Mi sentii in petto uno sbuffo di gioia. Che richiesta c’era in quella bella frase? Mi stava dicendo che voleva parlare soltanto con me perché non prendevo per buono tutto quello che le usciva di bocca ma le rispondevo? Mi stava dicendo che soltanto io sapevo star dietro alle cose che le passavano per la testa?
Sì. E me lo stava dicendo con un tono che non le conoscevo, fievole, sebbene come al solito brusco. […] Ne ragionammo. Avevamo dodici anni, ma camminammo a lungo per le vie bollenti del rione, tra la polvere e le mosche che si lasciavano alla spalle i vecchi camion di passaggio, come due vecchiette che fanno il punto delle loro vite piene di delusioni e si tengono strette l’una all’altra. Nessuno ci capiva, solo noi due – pensavo – ci capivamo. Noi, insieme, soltanto noi, sapevamo come la cappa che gravava sul rione da sempre, cioè fin da quando avevamo memoria […] C’era qualcosa di insostenibile nelle cose, nelle persone, nelle palazzine, nelle strade, che solo reinventando tutto come in un gioco diventava accettabile. L’essenziale, però, era saper giocare e io e lei, io e lei soltanto, sapevamo farlo.”
 


 Per quanto riguarda la trama Lila e Lenù si incontrano sui banchi delle elementari, vivono nello stesso palazzo e iniziano a frequentarsi diventando amiche, un’amicizia che durerà tutta la vita. Come detto il periodo narrato copre circa una decina d’anni ci sono gli anni delle elementari, poi la crescita i primi amori e le diverse esperienze che fanno. Anzitutto scolastiche perché Lila non può proseguire la scuola oltre la quinta elementare per problemi economici e dovrà andare a lavorare nel negozio di calzolaio del padre, mentre Lenù (da qui l’appellativo di amica geniale) va alle medie e al liceo, ovviamente anche le frequentazioni sono diverse, gli impegni non permettono loro di passare tutto il tempo assieme ma spesso riescono a vedersi e uscire assieme ai coetanei del rione (un agglomerato molto interessante di personaggi secondari).

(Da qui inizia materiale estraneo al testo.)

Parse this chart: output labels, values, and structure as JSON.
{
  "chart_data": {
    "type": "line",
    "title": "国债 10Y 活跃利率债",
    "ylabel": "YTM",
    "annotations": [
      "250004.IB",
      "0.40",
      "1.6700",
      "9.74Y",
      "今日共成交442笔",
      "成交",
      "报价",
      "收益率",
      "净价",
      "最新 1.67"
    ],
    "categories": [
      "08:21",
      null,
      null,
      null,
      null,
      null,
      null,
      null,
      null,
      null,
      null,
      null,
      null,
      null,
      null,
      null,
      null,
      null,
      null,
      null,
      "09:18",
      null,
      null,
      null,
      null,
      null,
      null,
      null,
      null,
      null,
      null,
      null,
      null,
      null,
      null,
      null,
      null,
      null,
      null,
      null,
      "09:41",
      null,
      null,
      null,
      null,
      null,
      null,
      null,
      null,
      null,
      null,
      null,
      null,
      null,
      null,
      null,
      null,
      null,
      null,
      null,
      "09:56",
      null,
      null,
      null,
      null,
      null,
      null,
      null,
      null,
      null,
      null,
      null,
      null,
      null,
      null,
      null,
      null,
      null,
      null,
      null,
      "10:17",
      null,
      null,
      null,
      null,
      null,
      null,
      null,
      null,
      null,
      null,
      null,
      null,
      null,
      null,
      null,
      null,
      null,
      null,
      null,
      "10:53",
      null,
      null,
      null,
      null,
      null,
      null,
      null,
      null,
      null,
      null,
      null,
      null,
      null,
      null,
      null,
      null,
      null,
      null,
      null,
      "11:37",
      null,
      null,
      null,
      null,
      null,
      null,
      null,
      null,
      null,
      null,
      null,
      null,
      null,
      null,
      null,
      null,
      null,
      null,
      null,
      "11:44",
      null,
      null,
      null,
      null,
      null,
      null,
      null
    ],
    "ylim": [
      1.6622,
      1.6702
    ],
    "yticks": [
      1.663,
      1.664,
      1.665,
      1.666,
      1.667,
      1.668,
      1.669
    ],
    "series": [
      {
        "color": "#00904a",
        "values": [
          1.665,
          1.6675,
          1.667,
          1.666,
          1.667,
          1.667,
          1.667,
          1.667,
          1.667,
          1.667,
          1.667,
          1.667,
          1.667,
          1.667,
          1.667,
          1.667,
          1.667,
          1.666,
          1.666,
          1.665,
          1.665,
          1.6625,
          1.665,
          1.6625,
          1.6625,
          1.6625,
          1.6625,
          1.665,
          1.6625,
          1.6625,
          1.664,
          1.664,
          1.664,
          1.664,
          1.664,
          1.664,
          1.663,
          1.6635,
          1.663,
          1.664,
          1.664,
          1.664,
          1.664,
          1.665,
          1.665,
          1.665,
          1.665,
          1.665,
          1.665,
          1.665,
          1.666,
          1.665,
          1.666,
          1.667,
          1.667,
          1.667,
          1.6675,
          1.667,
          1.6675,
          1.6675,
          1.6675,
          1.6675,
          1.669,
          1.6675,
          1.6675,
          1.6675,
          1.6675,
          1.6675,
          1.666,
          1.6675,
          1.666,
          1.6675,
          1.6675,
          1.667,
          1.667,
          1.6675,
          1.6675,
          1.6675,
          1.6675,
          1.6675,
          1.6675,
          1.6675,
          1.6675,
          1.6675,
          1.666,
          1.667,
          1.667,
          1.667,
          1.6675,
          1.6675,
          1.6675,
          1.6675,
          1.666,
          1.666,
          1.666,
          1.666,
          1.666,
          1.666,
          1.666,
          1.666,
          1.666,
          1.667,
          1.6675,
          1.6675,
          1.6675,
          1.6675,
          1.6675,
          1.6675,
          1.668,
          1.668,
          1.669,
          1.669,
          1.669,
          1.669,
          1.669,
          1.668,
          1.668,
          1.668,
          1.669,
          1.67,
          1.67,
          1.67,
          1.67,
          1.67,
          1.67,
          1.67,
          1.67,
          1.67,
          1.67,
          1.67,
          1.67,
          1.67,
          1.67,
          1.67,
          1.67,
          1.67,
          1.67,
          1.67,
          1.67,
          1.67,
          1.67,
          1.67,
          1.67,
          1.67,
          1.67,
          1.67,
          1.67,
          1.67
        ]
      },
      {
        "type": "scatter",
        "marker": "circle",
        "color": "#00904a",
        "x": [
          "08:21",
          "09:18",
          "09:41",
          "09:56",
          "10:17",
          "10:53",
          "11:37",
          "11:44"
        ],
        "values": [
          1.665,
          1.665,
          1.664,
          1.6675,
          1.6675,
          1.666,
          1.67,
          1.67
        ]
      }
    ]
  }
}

“Fu durante quel percorso verso via Orazio che cominciai a sentirmi in modo chiaro un’estranea resa infelice dalla mia stessa estraneità. Ero cresciuta con quei ragazzi, ritenevo normali i loro comportamenti, la loro lingua violenta era la mia. Ma seguivo anche quotidianamente, ormai da sei anni, un percorso di cui loro ignoravano tutto e che io invece affrontavo in modo così brillante da risultare la più capace. Con loro non potevo usare niente di ciò che imparavo ogni giorno, dovevo contenermi, in qualche modo autodegradarmi. Ciò che ero a scuola, lì ero obbligata a metterlo tra parentesi o a usarlo a tradimento, per intimidirli. Mi chiesi cosa ci facevo in quell’auto. C’erano i miei amici, certo, […] stavamo andando alla festa […]. Ma proprio quella festa ratificava che Lila, l’unica persona che sentivo ancora necessaria malgrado le nostre vite divergenti, non ci apparteneva più, e venendo meno lei, ogni mediazione tra me e quei giovani, quell’auto in corsa per quelle strade, si era esaurita.”

Io mi sono focalizzata soprattutto sulle due protagoniste. Entrambe le ragazze sono molto intelligenti e portate allo studio ma hanno possibilità diverse, Lila arriva alle elementari che sa già leggere, scrivere e fare di conto senza che nessuno glielo abbia mai insegnato, studierà da autodidatta greco e latino perché li studia Lenù al liceo e darà ripetizioni all’amica ma come detto non può proseguire. Le due amiche sono molto diverse anche caratterialmente Lila è definita una bambina cattiva, è esplosiva, coraggiosa e determinata mentre Lenù è più mite, timida e sognatrice; hanno in comune la voglia di emanciparsi e lasciare il rione e la povertà, seguiranno (per tante ragioni) vie diverse.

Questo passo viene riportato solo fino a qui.